Река – костяные берега — страница 28 из 57

— Я там поленья днем разложила, чтоб подсушились на солнце. Может, принесешь? Надо бы печь растопить, а то холодно, да и сыро.

Как только отец, ворча что-то типа «сразу не могла сказать, что ли, как пришел?», вышел из дома, мать тотчас бросилась к Кольке и взволнованно зашептала:

— Коля, где эта костяшка, что на тетю Соню сегодня упала?

Колька похолодел и уже собирался ответить, что понятия не имеет, как мать перебила его и продолжила, будто поняла, что сын хочет соврать:

— Коля, она нам очень, очень нужна! Найди эту костяшку, ради Бога! Евдокия Пална обещала взамен нее нашего Лешеньку вернуть! Такую малость попросила! Поищи, она где-то здесь должна быть — куда ей деваться-то? Но чтоб отец не видел, иначе отберет. А с утра отнеси ее к бабе Дусе. Только она больше в том доме не живет, в терем переехала. Да ты слыхал, наверное, что отец рассказывал. В Козий переулок свернешь, а там уж не заблудишься. Ну? Сделаешь, сын?

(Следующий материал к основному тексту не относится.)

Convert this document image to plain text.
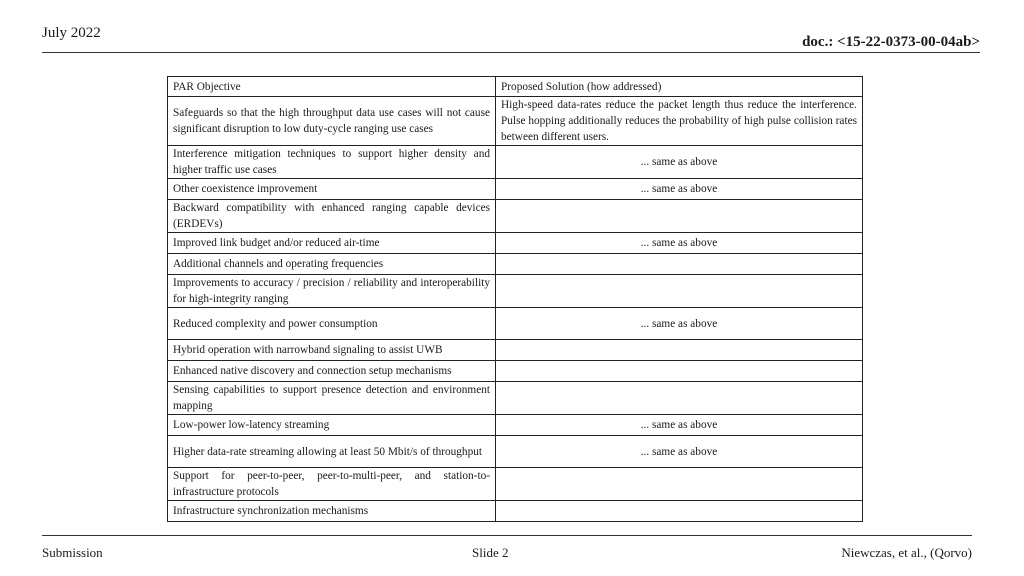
July 2022
doc.: <15-22-0373-00-04ab>
PAR Objective	Proposed Solution (how addressed)
Safeguards so that the high throughput data use cases will not cause significant disruption to low duty-cycle ranging use cases	High-speed data-rates reduce the packet length thus reduce the interference. Pulse hopping additionally reduces the probability of high pulse collision rates between different users.
Interference mitigation techniques to support higher density and higher traffic use cases	... same as above
Other coexistence improvement	... same as above
Backward compatibility with enhanced ranging capable devices (ERDEVs)	
Improved link budget and/or reduced air-time	... same as above
Additional channels and operating frequencies	
Improvements to accuracy / precision / reliability and interoperability for high-integrity ranging	
Reduced complexity and power consumption	... same as above
Hybrid operation with narrowband signaling to assist UWB	
Enhanced native discovery and connection setup mechanisms	
Sensing capabilities to support presence detection and environment mapping	
Low-power low-latency streaming	... same as above
Higher data-rate streaming allowing at least 50 Mbit/s of throughput	... same as above
Support for peer-to-peer, peer-to-multi-peer, and station-to-infrastructure protocols	
Infrastructure synchronization mechanisms	
Submission	Slide 2	Niewczas, et al., (Qorvo)
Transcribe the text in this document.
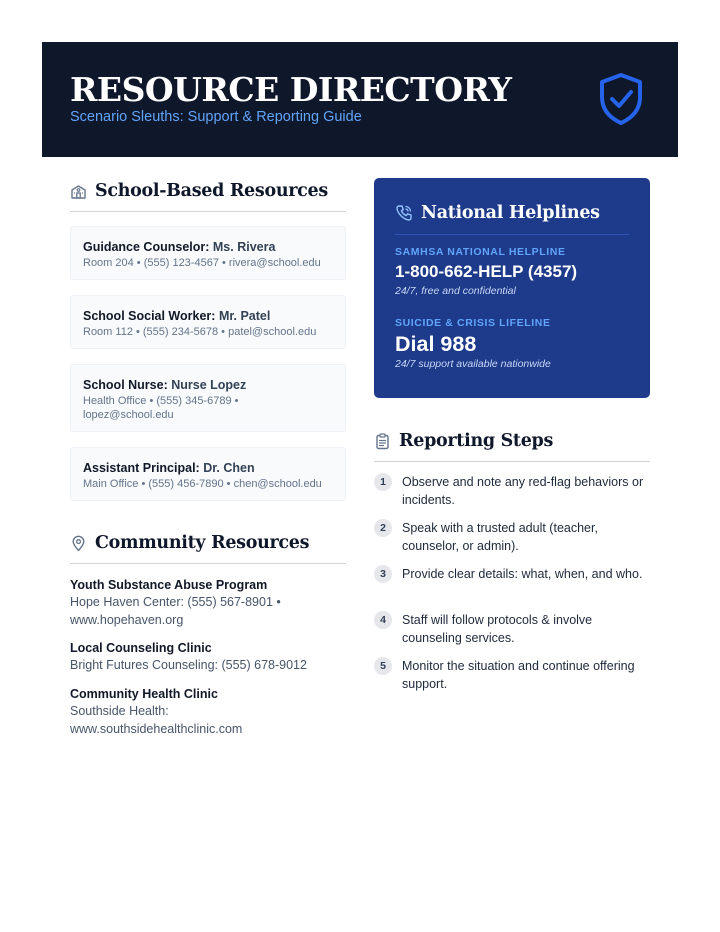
RESOURCE DIRECTORY
Scenario Sleuths: Support & Reporting Guide
School-Based Resources
Guidance Counselor: Ms. Rivera
Room 204 • (555) 123-4567 • rivera@school.edu
School Social Worker: Mr. Patel
Room 112 • (555) 234-5678 • patel@school.edu
School Nurse: Nurse Lopez
Health Office • (555) 345-6789 • lopez@school.edu
Assistant Principal: Dr. Chen
Main Office • (555) 456-7890 • chen@school.edu
Community Resources
Youth Substance Abuse Program
Hope Haven Center: (555) 567-8901 • www.hopehaven.org
Local Counseling Clinic
Bright Futures Counseling: (555) 678-9012
Community Health Clinic
Southside Health: www.southsidehealthclinic.com
National Helplines
SAMHSA NATIONAL HELPLINE
1-800-662-HELP (4357)
24/7, free and confidential
SUICIDE & CRISIS LIFELINE
Dial 988
24/7 support available nationwide
Reporting Steps
1	Observe and note any red-flag behaviors or incidents.
2	Speak with a trusted adult (teacher, counselor, or admin).
3	Provide clear details: what, when, and who.
4	Staff will follow protocols & involve counseling services.
5	Monitor the situation and continue offering support.
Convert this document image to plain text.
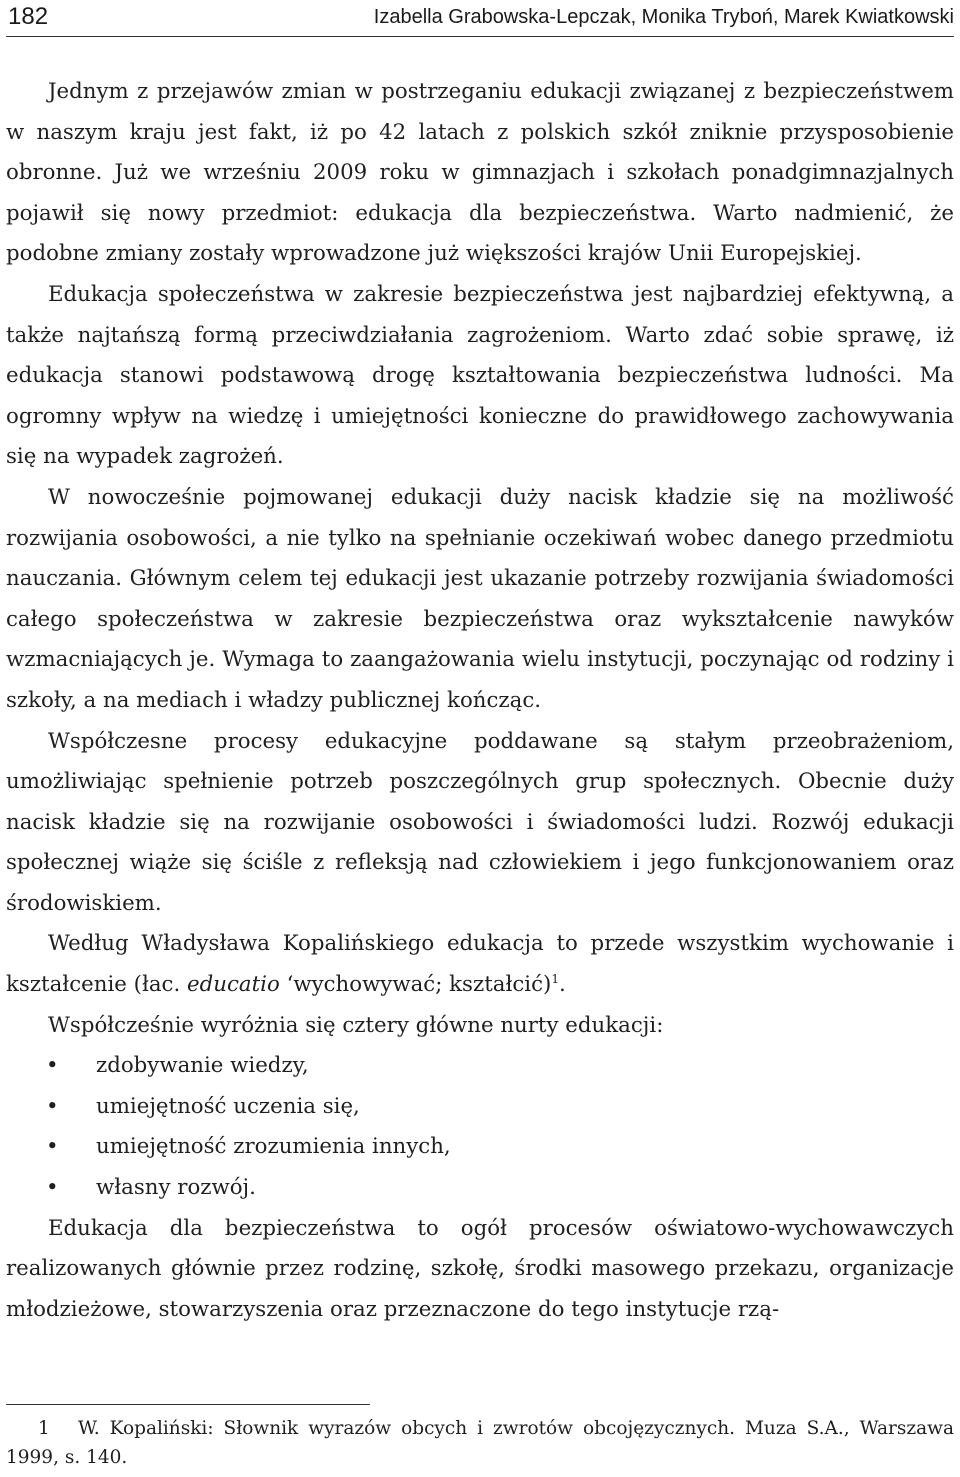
182	Izabella Grabowska-Lepczak, Monika Tryboń, Marek Kwiatkowski

Jednym z przejawów zmian w postrzeganiu edukacji związanej z bezpieczeństwem w naszym kraju jest fakt, iż po 42 latach z polskich szkół zniknie przysposobienie obronne. Już we wrześniu 2009 roku w gimnazjach i szkołach ponadgimnazjalnych pojawił się nowy przedmiot: edukacja dla bezpieczeństwa. Warto nadmienić, że podobne zmiany zostały wprowadzone już większości krajów Unii Europejskiej.

Edukacja społeczeństwa w zakresie bezpieczeństwa jest najbardziej efektywną, a także najtańszą formą przeciwdziałania zagrożeniom. Warto zdać sobie sprawę, iż edukacja stanowi podstawową drogę kształtowania bezpieczeństwa ludności. Ma ogromny wpływ na wiedzę i umiejętności konieczne do prawidłowego zachowywania się na wypadek zagrożeń.

W nowocześnie pojmowanej edukacji duży nacisk kładzie się na możliwość rozwijania osobowości, a nie tylko na spełnianie oczekiwań wobec danego przedmiotu nauczania. Głównym celem tej edukacji jest ukazanie potrzeby rozwijania świadomości całego społeczeństwa w zakresie bezpieczeństwa oraz wykształcenie nawyków wzmacniających je. Wymaga to zaangażowania wielu instytucji, poczynając od rodziny i szkoły, a na mediach i władzy publicznej kończąc.

Współczesne procesy edukacyjne poddawane są stałym przeobrażeniom, umożliwiając spełnienie potrzeb poszczególnych grup społecznych. Obecnie duży nacisk kładzie się na rozwijanie osobowości i świadomości ludzi. Rozwój edukacji społecznej wiąże się ściśle z refleksją nad człowiekiem i jego funkcjonowaniem oraz środowiskiem.

Według Władysława Kopalińskiego edukacja to przede wszystkim wychowanie i kształcenie (łac. educatio ‘wychowywać; kształcić)$^1$.

Współcześnie wyróżnia się cztery główne nurty edukacji:

• zdobywanie wiedzy,
• umiejętność uczenia się,
• umiejętność zrozumienia innych,
• własny rozwój.

Edukacja dla bezpieczeństwa to ogół procesów oświatowo-wychowawczych realizowanych głównie przez rodzinę, szkołę, środki masowego przekazu, organizacje młodzieżowe, stowarzyszenia oraz przeznaczone do tego instytucje rzą-

1 W. Kopaliński: Słownik wyrazów obcych i zwrotów obcojęzycznych. Muza S.A., Warszawa 1999, s. 140.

— Конечно, мам, — сдавленно проговорил Колька, сожалея о рухнувших планах на встречу с Мореной. — Ты только не волнуйся, ладно?

Сам бы он ни за что к Двузубовой не пошел, только ради Лешки. Даже оберегом согласен был пожертвовать. В то утро он вышел из дома еще до рассвета, прихватив с собой корзинку, в которой лежала завернутая в кухонную занавеску челюсть царь-рыбы. Новый терем был виден издалека — точно такой, какие бывают в сказках о царевнах. Кружевная резьба и желтые бревна отливали золотом в лучах солнца. Казалось невероятным, что его возвели всего за одну ночь. «Вот оно, колдовство! А как будто чудо…», — подумал Колька, любуясь роскошным строением. В воздухе витали приятные запахи свежей древесины и сырой рыбы — наверное, «помощнички» (так называл отец своих односельчан, согласившихся служить Двузубовой) всю ночь возились со свежим уловом. «Может, потом сходить на реку да порыбачить? Вдруг повезет?» — размечтался Колька, но тут же вспомнил слова отца, заявившего, что «эту рыбу жрать нельзя».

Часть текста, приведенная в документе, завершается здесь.